Le terme « alliés » n'est pas le bon terme, je parlerai plutôt de « profiteurs ». La Russie et, surtout, la Chine, profitent énormément de la situation fragile du régime islamique. Il n'y a pas un seul investissement de la Chine en Iran. Les Chinois sont d'abord pragmatiques et commerçants, profitant d'un pétrole moins cher. Quant à la Russie, elle n'a pas cherché à faciliter l'accord sur le nucléaire entre l'Iran et l'Occident. Concernant les alliés militaires, il n'y aurait personne. La Russie n'ouvrira pas de front à côté de l'Iran et elle n'a, comme la Chine, que des relations diplomatiques avec Israël. A la rigueur, ces pays vendent des armes mais personne ne viendra conseiller l'Iran. Même l'Irak et la Jordanie ont indiqué que leurs espaces aériens n'étaient pas libres pour les drones iraniens.

L'Iran ne peut donc compter sur aucun pays en cas de conflit élargi ?

Non, l'Iran est terriblement isolé. Ses mandataires (les Houthis, les rebelles au Yémen, le Hezbollah) sont soit des fanatiques islamistes chiites, soit financés par l'Iran.
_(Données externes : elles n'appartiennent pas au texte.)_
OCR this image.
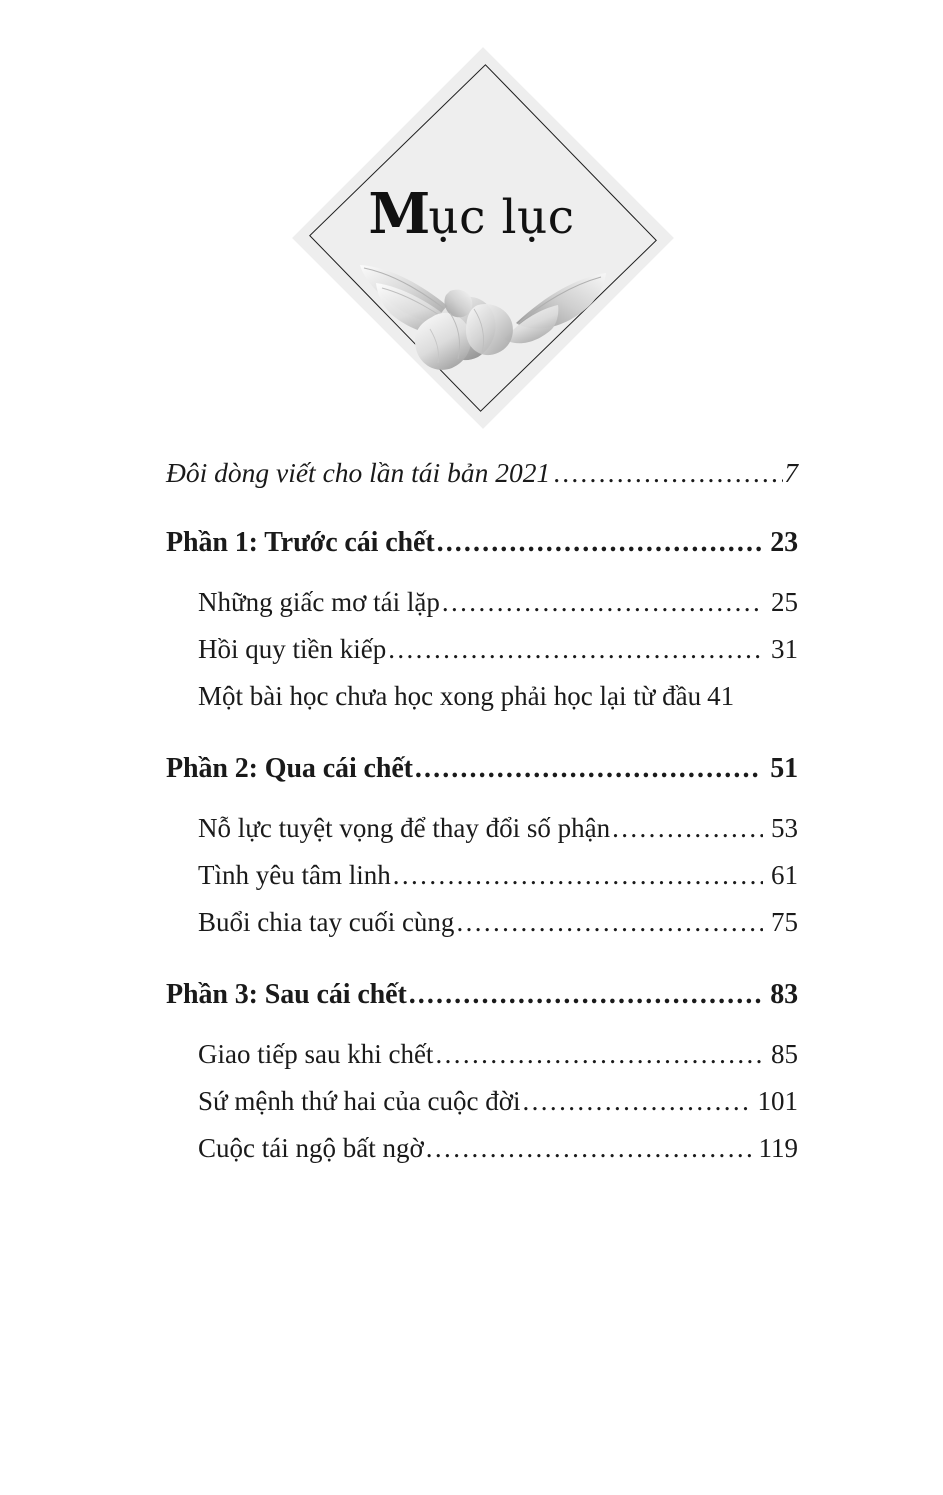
Mục lục
Đôi dòng viết cho lần tái bản 2021 .....	7
Phần 1: Trước cái chết .....	23
Những giấc mơ tái lặp .....	25
Hồi quy tiền kiếp .....	31
Một bài học chưa học xong phải học lại từ đầu 41
Phần 2: Qua cái chết .....	51
Nỗ lực tuyệt vọng để thay đổi số phận .....	53
Tình yêu tâm linh .....	61
Buổi chia tay cuối cùng .....	75
Phần 3: Sau cái chết .....	83
Giao tiếp sau khi chết .....	85
Sứ mệnh thứ hai của cuộc đời .....	101
Cuộc tái ngộ bất ngờ .....	119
Le Hamas est également financé par Téhéran mais même cette organisation ne sera pas 100% un proxy car elle est également financée par le Qatar, lequel ne souhaite pas s'aligner avec le régime de Téhéran.

Possible suspension des livraisons de pétrole, attaques sur le trafic maritime dans le détroit d'Ormuz... Quelle stratégie l'Iran va-t-elle adopter après son attaque?

Le régime islamique va adopter le statu quo, tout en affichant le contraire. En cela, la situation ressemble à celle constatée à la fin du régime soviétique et sa logique du « on ne veut rien faire car on ne peut rien faire ». Néanmoins, il faut montrer que le régime garde une voix haute contre l'Occident. Cette attaque contre Israël, c'était trois fois rien.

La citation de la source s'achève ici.